1942 – Beatriz Sarlo, Argentine writer, journalist, sociologist, literary critic, philosopher, biographer, and essayist; her book on Jorge Luis Borges is one of the seminal works on the great Argentine fabulist—but she has also worked in other cultural areas, such as feminism, the emergence of the modern Argentine city, and Argentina’s divided sense of its place in Latin America.
1943 – Claudio Angelini, Italian journalist, writer, biographer, poet, and broadcaster.
1943 – Eric Idle, English actor, comedian, writer, comedian, playwright, screenwriter, novelist, film director, lyricist, and singer-songwriter, best known as a member of the surreal comedy group Monty Python.
1944 – Eduardo Prado Coelho, award-winning Portuguese writer, journalist, columnist, academic, and social and political critic.
1944 – Jane Beryl Wilde Hawking Jones, English author, biographer, linguist, and teacher who was married to physicist Stephen Hawking.
1945 – Karen Alkalay-Gut, award-winning British-born Israeli poet, writer, professor, biographer, editor, and literary critic who writes in English.
1945 – Margaret Buffie, award-winning Canadian writer, children’s author, and fantasy author.
1949 – Anne Portugal, French poet whose work is influenced by such contemporary sources as instruction booklets and video games.
1952 – Jo-Ann Mapson, U.S. novelist whose work is mostly set in the southwestern U.S. and deals with friendship, love, and families.
1952 – K.N.Y. Patanjali, Indian writer, journalist, editor, novelist, and short-story author who was especially known for his satire.
1957 – Anne Grete Hollup, Norwegian novelist, playwright, and children’s writer.
1957 – Elizabeth Hand, bestselling U.S. novelist, short-story author, and essayist whose work spans several genres including science fiction and fantasy and has earned her multiple World Fantasy and Nebula Awards.

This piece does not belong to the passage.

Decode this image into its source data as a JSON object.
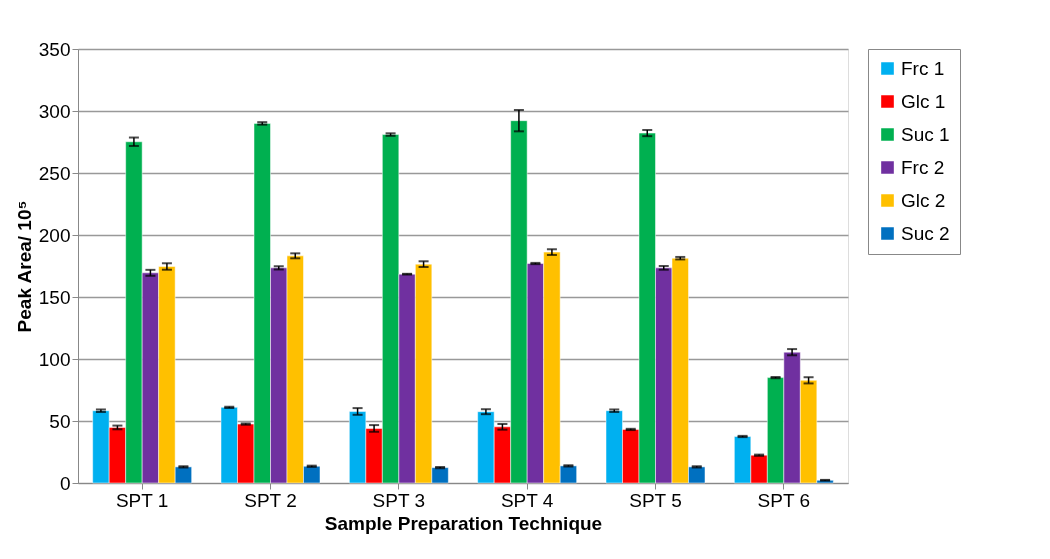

1958 – Pedro Bial, Brazilian poet, writer, journalist, filmmaker, and television presenter.
1961 – Amy Sedaris, U.S. author, comedian, screenwriter, and actress; writer David Sedaris is her brother.

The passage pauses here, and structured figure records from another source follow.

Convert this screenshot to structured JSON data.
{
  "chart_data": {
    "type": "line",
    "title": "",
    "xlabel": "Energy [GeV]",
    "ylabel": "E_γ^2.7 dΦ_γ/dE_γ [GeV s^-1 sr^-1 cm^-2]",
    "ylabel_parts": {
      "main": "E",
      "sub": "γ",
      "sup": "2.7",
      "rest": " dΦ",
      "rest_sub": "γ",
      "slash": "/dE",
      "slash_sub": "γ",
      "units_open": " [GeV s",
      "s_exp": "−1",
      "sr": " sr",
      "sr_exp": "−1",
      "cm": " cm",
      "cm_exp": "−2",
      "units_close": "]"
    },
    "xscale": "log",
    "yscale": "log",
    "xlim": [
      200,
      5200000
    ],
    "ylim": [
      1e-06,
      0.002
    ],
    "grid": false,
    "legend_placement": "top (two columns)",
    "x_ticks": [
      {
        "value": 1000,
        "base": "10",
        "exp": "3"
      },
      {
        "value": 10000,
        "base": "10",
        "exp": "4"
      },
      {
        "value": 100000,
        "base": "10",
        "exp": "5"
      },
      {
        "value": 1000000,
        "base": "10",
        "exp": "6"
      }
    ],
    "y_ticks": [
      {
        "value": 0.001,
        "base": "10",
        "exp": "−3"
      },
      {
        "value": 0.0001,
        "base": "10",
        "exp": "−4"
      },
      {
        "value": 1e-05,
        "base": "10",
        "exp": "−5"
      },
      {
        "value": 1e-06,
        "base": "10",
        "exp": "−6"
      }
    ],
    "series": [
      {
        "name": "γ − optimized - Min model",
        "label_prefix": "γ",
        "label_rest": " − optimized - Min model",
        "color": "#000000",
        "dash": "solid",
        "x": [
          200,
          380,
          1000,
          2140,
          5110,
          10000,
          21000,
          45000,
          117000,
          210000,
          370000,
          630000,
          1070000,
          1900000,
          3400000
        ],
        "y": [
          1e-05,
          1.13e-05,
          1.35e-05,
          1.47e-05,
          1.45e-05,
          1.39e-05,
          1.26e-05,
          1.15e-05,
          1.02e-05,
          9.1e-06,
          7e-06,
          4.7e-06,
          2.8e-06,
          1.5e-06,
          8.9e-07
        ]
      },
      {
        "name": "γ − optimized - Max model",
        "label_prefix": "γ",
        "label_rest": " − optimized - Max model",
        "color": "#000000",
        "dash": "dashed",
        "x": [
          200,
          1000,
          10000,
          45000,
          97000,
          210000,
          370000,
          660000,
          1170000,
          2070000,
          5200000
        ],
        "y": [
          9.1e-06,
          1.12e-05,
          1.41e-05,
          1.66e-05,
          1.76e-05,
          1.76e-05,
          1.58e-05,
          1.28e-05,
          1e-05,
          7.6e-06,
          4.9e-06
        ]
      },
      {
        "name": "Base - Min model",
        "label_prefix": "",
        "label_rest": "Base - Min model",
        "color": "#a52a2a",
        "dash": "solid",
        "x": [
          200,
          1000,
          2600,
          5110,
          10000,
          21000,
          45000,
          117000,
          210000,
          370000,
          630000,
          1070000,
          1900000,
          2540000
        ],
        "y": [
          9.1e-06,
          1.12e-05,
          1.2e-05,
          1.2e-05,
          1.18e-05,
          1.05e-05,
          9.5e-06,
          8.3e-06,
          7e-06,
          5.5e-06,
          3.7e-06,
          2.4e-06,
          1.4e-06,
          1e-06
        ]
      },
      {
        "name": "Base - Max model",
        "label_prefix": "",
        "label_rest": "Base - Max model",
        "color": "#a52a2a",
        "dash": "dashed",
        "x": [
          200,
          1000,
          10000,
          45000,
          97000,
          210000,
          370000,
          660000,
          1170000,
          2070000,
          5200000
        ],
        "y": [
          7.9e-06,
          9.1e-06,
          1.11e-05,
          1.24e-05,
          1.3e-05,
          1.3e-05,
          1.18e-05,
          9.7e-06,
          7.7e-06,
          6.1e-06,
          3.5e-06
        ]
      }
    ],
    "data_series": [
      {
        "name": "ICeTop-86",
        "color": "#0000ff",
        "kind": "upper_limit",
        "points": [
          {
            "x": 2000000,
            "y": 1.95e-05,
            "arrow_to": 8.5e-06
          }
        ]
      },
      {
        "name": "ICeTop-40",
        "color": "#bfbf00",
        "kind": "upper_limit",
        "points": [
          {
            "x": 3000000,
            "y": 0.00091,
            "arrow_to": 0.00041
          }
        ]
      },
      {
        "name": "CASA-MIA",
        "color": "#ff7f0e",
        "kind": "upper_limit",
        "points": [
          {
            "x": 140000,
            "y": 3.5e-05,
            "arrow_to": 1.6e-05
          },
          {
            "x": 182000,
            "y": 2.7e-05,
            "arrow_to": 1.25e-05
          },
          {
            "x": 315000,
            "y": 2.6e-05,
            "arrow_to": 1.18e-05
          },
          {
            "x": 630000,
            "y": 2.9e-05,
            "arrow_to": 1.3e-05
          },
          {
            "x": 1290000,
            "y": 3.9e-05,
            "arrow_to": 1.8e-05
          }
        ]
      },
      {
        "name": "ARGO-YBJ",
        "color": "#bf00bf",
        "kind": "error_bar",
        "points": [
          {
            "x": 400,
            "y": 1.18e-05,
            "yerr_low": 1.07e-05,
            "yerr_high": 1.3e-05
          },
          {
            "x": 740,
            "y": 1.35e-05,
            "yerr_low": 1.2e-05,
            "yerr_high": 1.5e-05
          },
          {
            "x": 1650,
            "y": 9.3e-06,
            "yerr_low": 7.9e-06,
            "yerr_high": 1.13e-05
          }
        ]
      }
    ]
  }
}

1967 – Luo Yijun (Chinese: 駱以軍),award-winning Taiwanese Postmodernist writer, poet, essayist, science-fiction author, and literary critic whose work is characterized by themes of alienation and migration ; one critic has described his work as, “pseudo-autobiographical intimate narratives constituting a relay race of fragments, filled with uncanny and decadent imagery and undergirded by an immoral worldview.”
1969 – Ranjit Hoskote, Indian poet, art critic, and cultural theorist.
1971 – José Luis Rodríguez Pittí, Panamanian poet, essayist, and photographer.
1974 – Irma Shiolashvili (also called Irma Shiolashvili-Britze), Georgian writer, poet, journalist, and translator.
1976 – Julius Masimba Musodza, Zimbabwean author and screenwriter who wrote the first definitive science-fiction novel in the Shona language.
1976 – Noémi Szécsi, award-winning Hungarian writer, journalist, and translator whose debut novel was The Finno-Ugrian Vampire.